Peter Weir est connu des cinéphiles contemporains pour avoir proposé à un large public les excellents Thruman Show et Master and Commander. Néanmoins, c’est dans un tout autre genre et à une toute autre époque que s’est tout d’abord distingué le réal australien. En effet, aux prémices de sa carrière, ce dernier se livra à quelques élucubrations fantastiques originales qui le rendirent célèbre. Après l’insolite Les voitures qui ont mangé Paris qui révélèrent toute l’originalité de son travail, Weir remporta un franc succès avec le très stylé et envoûtant Pique-nique à Hanging Rock. Porté aux sommets du box-office australien et encensé par la critique internationale, le cinéaste des antipodes s’attela alors à La dernière vague qui constitua la confirmation de son indiscutable talent. Deux ans plus tard, en 1979, il revint une dernière fois au cinéma de genre pour proposer un téléfilm intitulé Le plombier, retour en arrière qui prouvait une fois de plus son humilité. Car Peter Weir est avant tout un artiste aimant travailler l’image, que cela soit pour le grand écran ou la petite lucarne, fait estimable à lui seul. Produit par la Channel Nine, Le plombier narre l’histoire d’une universitaire brillante, peu adaptée aux réalités du monde moderne, qui reçoit un plombier venu faire quelques travaux dans sa salle de bains. De plus en plus envahissant, il finit par s’installer chez elle. Face à cet homme étrange et menaçant, elle se révèle terriblement vulnérable. Angoisse, terreur, solitude : le cauchemar va durer près d’une semaine...
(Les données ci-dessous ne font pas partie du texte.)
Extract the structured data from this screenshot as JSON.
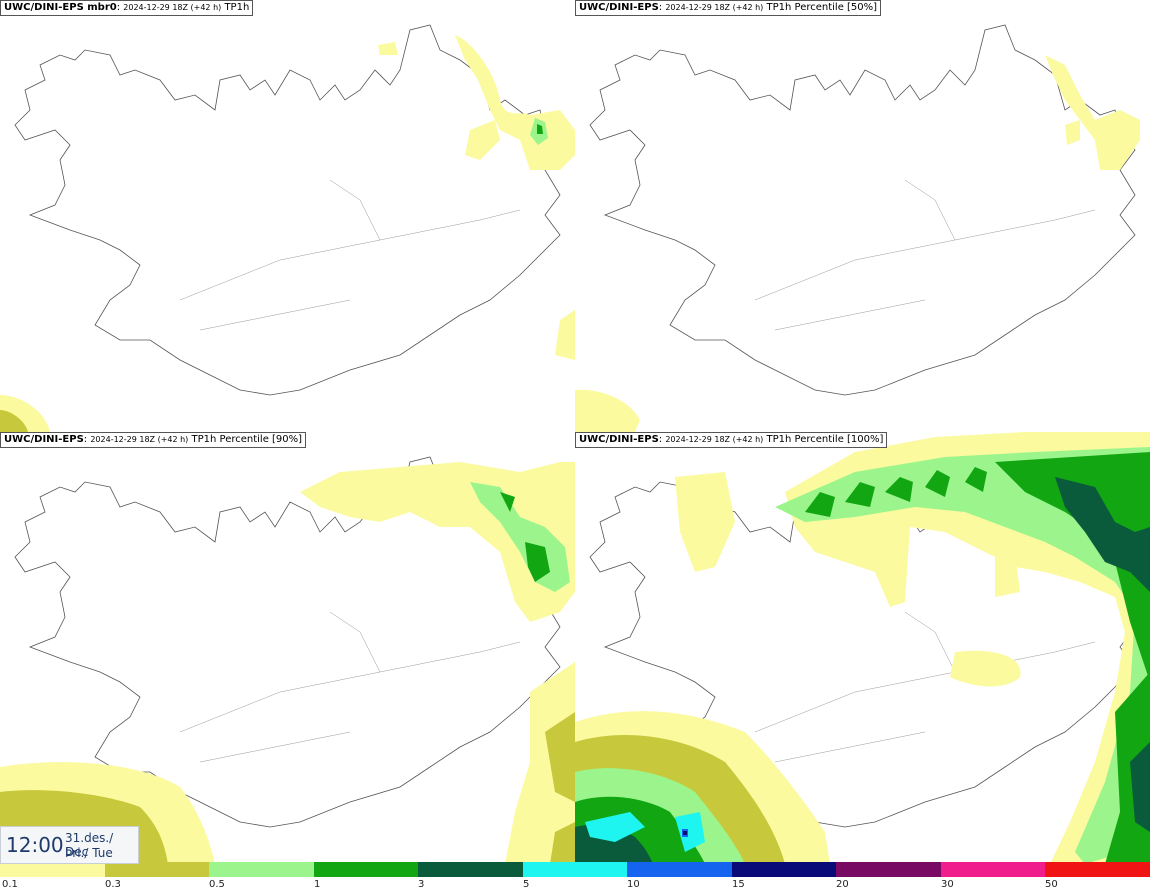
{
  "panels": [
    {
      "model": "UWC/DINI-EPS mbr0",
      "run": "2024-12-29 18Z (+42 h)",
      "field": "TP1h"
    },
    {
      "model": "UWC/DINI-EPS",
      "run": "2024-12-29 18Z (+42 h)",
      "field": "TP1h Percentile [50%]"
    },
    {
      "model": "UWC/DINI-EPS",
      "run": "2024-12-29 18Z (+42 h)",
      "field": "TP1h Percentile [90%]"
    },
    {
      "model": "UWC/DINI-EPS",
      "run": "2024-12-29 18Z (+42 h)",
      "field": "TP1h Percentile [100%]"
    }
  ],
  "valid_time": {
    "time": "12:00",
    "date_line": "31.des./ Dec",
    "day_line": "Þri./ Tue"
  },
  "legend": {
    "labels": [
      "0.1",
      "0.3",
      "0.5",
      "1",
      "3",
      "5",
      "10",
      "15",
      "20",
      "30",
      "50"
    ],
    "colors": [
      "#fbfa9e",
      "#c8c83c",
      "#9bf58c",
      "#12a612",
      "#0a5a3c",
      "#1ef5f0",
      "#1464f0",
      "#0a0a78",
      "#780a64",
      "#f01e8c",
      "#f01414"
    ]
  }
}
Alors que l’on ne trouve nulle trace des éléments qui avaient fait le succès du cinéaste par le passé, ce dernier surprend d’emblée. Malgré un pitch plus commun et urbain que d’habitude, ce dernier parvient tout de même à donner la touche culturelle qui enchante en temps normal ses films. Les personnages principaux étant de fervents défenseurs de la cause aborigène, Weir se laisse aller à quelques séquences documentaires et à l’explication d’un poignée de rites, donnant par la même occasion de la profondeur au propos. Mieux encore, la discrimination envers les « sauvages » est mise en parallèle avec celle, bien plus courante de nos jours, des petites gens et prolétaires en tous genres. Dès lors, le discours de la jeune savante s’avère être en porte-à-faux avec ce qu’elle pense d’une société actuelle qu’elle ne connaît guère mieux que celle de ses ancêtres. Agissant comme un miroir (ou un boomerang, au pays des kangourous, c’est mieux !), le scénario critique de manière très fine le capitalisme et ses intervenants, aussi innocents soient-ils.

Mais bien au-delà de ces caractéristiques intellectualistes, Le Plombier est un modèle de montée en puissance de la tension. Par des gros plans révélateurs et par la mise en lumière de l’impeccable jeu de Judy Morris et d’Ivar Kants, Peter Weir révèle chaque élément de l’évolution psychologique de ses personnages. Ces révélations allant de pair avec une musique évoluant tout doucement vers le capharnaüm sonore le plus total, l’ensemble prend des allures de cauchemar. Malgré un caractère inégal assez troublant, l’œuvre prend donc aux tripes et dirige le spectateur tout droit vers ce qu’il entend être l’explosion finale. Malheureusement, Weir, qui avait si bien fait monter la pression jusque-là, dégonfle son œuvre, comme on le ferait d’un ballon de baudruche, en procédant à un final d’une platitude extrême, démentant ainsi toute l’exquise tension présente dans le film.

Plongée dans la folie extrême tout un temps, l’œuvre déprécie fortement avec cette clôture à peine avouable. Néanmoins, Peter Weir signe avec Le Plombier un téléfilm assez remarquable que pour être découvert. Loin de la profondeur et de la bizarrerie de ses autres métrages, il n’en reste pas moins un spectacle exquis, tant sur le fond que sur la forme.